The University of Guyana Students Society (UGSS) has pulled itself up to its full intellectual height and fired a warning shot across the bow of the ship of state, calling for the government to get its act together, to provide them with facilities deserving of a Twenty First Century higher institution of learning. The first thing the strikes you about the statement issued recently by the Republic’s up and coming brains thrust is its WORDINESS, its impressive parading of language and the chord of menace and militancy which it seeks to strike. Could it be that the real challenge to the Ramotar administration will come not from the hoped-for forging of a collective parliamentary opposition but from “the united voices of five thousand and more dissatisfied students?” Or does the threat of militant action repose solely in the elegance of the language that shapes the students’ pronouncement?
Whether or not the facility at Turkeyen actually qualifies to be termed a higher institution of learning has been a matter of vigorous discourse for several years now. Not a few public commentators have equated the institution with some of those now disappearing tenement yards where feisty women hang their ‘smalls’ on clothes lines that you have to duck under dripping ‘fine clothes’ if you are passing through; where CUSS WORDS mark adolescents’ earliest encounters with language and where humans co-exist and, somehow, actually survive amidst a host of deadly vermin.
To continue in the tenement yard vein THE POWERS THAT BE have come to be seen as SLUM LORDS who pay periodic visits to what Martin Carter would call their ‘Nigger Yards’ to collect their rent, avoiding the quizzical stares of half-naked children with RING WORM and to find ways of persuading the inhabitants of these hell-holes that something will be done to improve their lot soon.

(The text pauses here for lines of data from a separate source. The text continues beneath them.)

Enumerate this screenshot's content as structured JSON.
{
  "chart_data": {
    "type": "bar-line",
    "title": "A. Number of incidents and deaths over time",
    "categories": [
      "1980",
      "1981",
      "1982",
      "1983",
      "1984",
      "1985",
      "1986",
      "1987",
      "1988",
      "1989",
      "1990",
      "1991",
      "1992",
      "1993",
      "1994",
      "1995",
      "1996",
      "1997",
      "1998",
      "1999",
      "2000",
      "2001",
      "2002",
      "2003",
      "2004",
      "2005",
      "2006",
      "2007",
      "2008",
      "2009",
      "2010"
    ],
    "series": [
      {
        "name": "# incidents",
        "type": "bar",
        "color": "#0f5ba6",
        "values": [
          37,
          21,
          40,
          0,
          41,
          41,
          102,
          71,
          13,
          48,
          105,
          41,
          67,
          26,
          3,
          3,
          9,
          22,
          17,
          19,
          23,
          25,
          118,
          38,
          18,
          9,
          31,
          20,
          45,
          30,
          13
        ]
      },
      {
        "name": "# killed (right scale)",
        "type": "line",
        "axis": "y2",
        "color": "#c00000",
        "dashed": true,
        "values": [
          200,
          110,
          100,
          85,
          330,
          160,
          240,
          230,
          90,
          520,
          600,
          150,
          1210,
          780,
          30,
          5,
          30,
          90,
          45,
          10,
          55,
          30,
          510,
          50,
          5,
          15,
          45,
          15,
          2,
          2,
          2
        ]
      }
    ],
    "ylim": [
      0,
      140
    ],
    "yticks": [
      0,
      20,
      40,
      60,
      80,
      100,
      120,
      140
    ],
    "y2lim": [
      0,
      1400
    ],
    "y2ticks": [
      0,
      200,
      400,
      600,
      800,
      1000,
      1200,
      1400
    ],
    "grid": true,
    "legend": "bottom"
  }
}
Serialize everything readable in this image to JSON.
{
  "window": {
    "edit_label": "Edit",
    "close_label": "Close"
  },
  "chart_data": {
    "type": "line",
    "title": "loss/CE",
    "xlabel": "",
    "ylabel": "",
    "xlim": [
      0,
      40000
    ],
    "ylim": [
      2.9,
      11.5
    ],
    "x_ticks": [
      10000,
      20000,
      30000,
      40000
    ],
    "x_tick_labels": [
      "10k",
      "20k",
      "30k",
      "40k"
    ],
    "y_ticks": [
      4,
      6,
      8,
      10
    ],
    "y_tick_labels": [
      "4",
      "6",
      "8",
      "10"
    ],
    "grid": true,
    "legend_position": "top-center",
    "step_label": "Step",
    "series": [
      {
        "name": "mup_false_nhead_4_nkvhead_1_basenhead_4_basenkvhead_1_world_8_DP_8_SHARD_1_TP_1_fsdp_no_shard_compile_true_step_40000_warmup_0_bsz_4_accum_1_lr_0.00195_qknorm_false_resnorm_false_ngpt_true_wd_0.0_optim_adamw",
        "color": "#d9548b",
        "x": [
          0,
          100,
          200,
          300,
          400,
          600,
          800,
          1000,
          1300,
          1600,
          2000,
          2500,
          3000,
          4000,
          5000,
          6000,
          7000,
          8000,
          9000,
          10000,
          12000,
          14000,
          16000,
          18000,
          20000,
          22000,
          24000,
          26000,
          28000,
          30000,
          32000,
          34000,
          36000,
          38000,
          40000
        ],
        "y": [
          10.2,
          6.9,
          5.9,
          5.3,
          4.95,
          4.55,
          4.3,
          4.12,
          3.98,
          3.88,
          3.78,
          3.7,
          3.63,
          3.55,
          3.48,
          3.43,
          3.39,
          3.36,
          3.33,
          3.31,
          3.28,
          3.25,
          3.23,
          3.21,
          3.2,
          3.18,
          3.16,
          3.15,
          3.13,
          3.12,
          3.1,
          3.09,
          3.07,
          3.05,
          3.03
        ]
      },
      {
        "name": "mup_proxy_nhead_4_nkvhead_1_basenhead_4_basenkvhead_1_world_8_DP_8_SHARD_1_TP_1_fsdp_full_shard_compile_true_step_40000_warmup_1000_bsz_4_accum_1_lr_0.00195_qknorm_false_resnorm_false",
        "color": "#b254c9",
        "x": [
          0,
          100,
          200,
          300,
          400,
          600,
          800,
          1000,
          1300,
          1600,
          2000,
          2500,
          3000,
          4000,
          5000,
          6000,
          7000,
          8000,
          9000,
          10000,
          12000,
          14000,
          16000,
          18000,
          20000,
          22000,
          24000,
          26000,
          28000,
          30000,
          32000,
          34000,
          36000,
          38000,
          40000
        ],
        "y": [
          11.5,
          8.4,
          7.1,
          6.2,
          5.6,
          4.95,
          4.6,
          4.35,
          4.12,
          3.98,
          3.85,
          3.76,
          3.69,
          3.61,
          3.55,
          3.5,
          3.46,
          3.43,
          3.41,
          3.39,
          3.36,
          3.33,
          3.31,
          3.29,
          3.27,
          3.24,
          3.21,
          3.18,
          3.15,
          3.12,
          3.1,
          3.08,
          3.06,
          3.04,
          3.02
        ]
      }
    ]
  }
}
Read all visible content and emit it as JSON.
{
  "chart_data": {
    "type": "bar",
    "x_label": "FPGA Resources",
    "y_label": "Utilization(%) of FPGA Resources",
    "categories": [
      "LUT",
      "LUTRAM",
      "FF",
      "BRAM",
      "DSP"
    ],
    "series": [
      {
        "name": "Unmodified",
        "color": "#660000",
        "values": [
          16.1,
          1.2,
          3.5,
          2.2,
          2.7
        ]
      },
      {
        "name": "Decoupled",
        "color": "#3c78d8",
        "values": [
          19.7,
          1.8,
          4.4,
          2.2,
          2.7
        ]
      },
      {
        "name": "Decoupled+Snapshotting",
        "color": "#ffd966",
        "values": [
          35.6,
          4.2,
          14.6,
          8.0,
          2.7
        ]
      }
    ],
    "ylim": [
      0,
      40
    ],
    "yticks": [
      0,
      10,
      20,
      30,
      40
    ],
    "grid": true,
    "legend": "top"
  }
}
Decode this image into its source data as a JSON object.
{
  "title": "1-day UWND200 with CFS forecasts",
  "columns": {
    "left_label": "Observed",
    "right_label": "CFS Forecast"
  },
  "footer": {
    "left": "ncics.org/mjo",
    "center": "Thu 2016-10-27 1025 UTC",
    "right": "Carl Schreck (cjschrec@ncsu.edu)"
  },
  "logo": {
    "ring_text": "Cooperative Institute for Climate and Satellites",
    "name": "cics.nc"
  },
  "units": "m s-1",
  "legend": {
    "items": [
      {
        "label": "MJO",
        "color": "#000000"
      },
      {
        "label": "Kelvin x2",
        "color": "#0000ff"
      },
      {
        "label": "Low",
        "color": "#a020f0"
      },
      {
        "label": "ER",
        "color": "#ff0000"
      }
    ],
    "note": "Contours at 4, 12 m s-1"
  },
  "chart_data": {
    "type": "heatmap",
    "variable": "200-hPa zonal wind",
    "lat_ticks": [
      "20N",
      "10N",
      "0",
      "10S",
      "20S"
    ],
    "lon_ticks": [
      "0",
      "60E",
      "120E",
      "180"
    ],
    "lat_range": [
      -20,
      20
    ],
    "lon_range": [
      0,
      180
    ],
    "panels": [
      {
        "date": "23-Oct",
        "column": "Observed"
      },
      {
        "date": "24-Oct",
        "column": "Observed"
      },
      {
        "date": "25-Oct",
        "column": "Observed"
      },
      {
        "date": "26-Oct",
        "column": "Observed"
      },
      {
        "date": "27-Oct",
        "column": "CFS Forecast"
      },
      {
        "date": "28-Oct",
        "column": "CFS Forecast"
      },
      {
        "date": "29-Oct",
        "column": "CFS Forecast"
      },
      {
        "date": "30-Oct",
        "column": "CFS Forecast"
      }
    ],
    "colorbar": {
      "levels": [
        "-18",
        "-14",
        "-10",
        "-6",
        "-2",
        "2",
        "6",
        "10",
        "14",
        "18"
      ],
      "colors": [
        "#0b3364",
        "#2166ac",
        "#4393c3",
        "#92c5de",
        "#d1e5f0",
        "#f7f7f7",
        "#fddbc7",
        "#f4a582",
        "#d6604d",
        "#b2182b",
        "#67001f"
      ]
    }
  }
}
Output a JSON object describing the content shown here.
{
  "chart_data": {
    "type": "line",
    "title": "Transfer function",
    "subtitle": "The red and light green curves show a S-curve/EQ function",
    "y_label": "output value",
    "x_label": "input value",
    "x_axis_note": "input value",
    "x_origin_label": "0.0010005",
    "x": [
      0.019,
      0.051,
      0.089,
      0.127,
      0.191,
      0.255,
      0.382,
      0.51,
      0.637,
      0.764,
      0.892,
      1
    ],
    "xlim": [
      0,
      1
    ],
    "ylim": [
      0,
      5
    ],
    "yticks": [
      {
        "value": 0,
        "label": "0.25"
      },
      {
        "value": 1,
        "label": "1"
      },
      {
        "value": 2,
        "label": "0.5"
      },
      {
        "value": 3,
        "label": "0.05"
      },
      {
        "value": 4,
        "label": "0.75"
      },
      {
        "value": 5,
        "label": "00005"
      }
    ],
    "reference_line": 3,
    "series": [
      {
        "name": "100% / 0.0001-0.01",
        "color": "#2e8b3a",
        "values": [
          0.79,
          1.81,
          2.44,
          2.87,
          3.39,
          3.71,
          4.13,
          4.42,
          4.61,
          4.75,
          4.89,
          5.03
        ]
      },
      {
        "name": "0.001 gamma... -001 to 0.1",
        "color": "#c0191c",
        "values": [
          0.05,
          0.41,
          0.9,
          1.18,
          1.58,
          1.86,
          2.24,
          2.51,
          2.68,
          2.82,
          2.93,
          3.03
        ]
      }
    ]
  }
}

UG is one of the black marks against the Jagdeo Administration. All the talk about LCDS, and OLPF and IT as yardsticks with which to measure national development count for little when we have not even managed to make the University a habitable place far less provide those finer things in life like HOT SPOTS and all of the other amenities that the students are now asking for.
It’s THE POLITICS! Not Political Science as an academic discipline but the kind of low-life, divisive politics that has held the University in its grip for so many years and to which so many of our academics subscribe. One has to ask oneself whether the real purpose of the University of Guyana is to produce an intellectual corps that will run the country down the road or whether it is not intended purely to serve as a kind of intellectual gymnasium where politicians, many of whom would not recognize academia if it were to drop on their heads, can flex their muscles from time to time.
Surely, rescuing UG from what threatens to be a worse-than-death fate has to be one of the primary challenges of the Ramotar administration! One Lap Top per family alone can’t cut it! OK, if you have a Lap Top in your home you can learn to type in Microsoft Word and surf the Internet and play around on FACEBOOK but there is much more to IT than that and the courses in Computer Science and other IT-related disciplines have to be provided by the University of Guyana.
Recall that when Vice Chancellor Carrington touched down in Guyana a few years ago his suitcases were filled with optimism and his face bore the expression of a man up to the challenge. No doubt he might have been warned by colleagues that he was about to enter a minefield. But perhaps he thought he saw something that nobody else did. He saw, it seems, some hope that if he could take the tribulations of dealing with the government in his stride and look to the private sector to help him build a University, then perhaps some good might come of it. Not so. Little seems to have emerged from his high-profile encounter with the Private Sector Commission shortly after he came here. OK UG has gotten a bit of help from GT&T and other private businesses but on the whole the engagement with the private sector is yet to become a full-fledged marriage. The fact of the matter is that our private sector has grown so accustomed to hoppin pun one foot that it has now grown quite used to its impediment of scarce skills. As for the government there is really little evidence that it has ever been really pro-active about training public servants. True, public servants go off to UG pretty much on their own and study pretty much what they please after which they come back and clamour for promotion. On the whole, however, promotion in the Public Service is pretty much a matter of attrition (if you stick around long enough you get promoted) rather than competence; hence the reason why we now have Permanent Secretaries who are hard-pressed to construct fairly complex sentences.
Where the UG problem comes in has to do with the army of graduates who, each year, enthusiastically kiss goodbye to Turkeyen, running off with their degrees, diplomas and certificates to parade their qualifications and apply for non-existent jobs and, after a long enough interregnum of no replies or NO VACANCIES replies, badger their relatives in the diaspora to set them up in one form of business or the other. Meanwhile, the authorities continue to spin you their yarn about the glories of a University Education while the tenement yard syndrome goes on and on with no sign of anything remotely resembling change.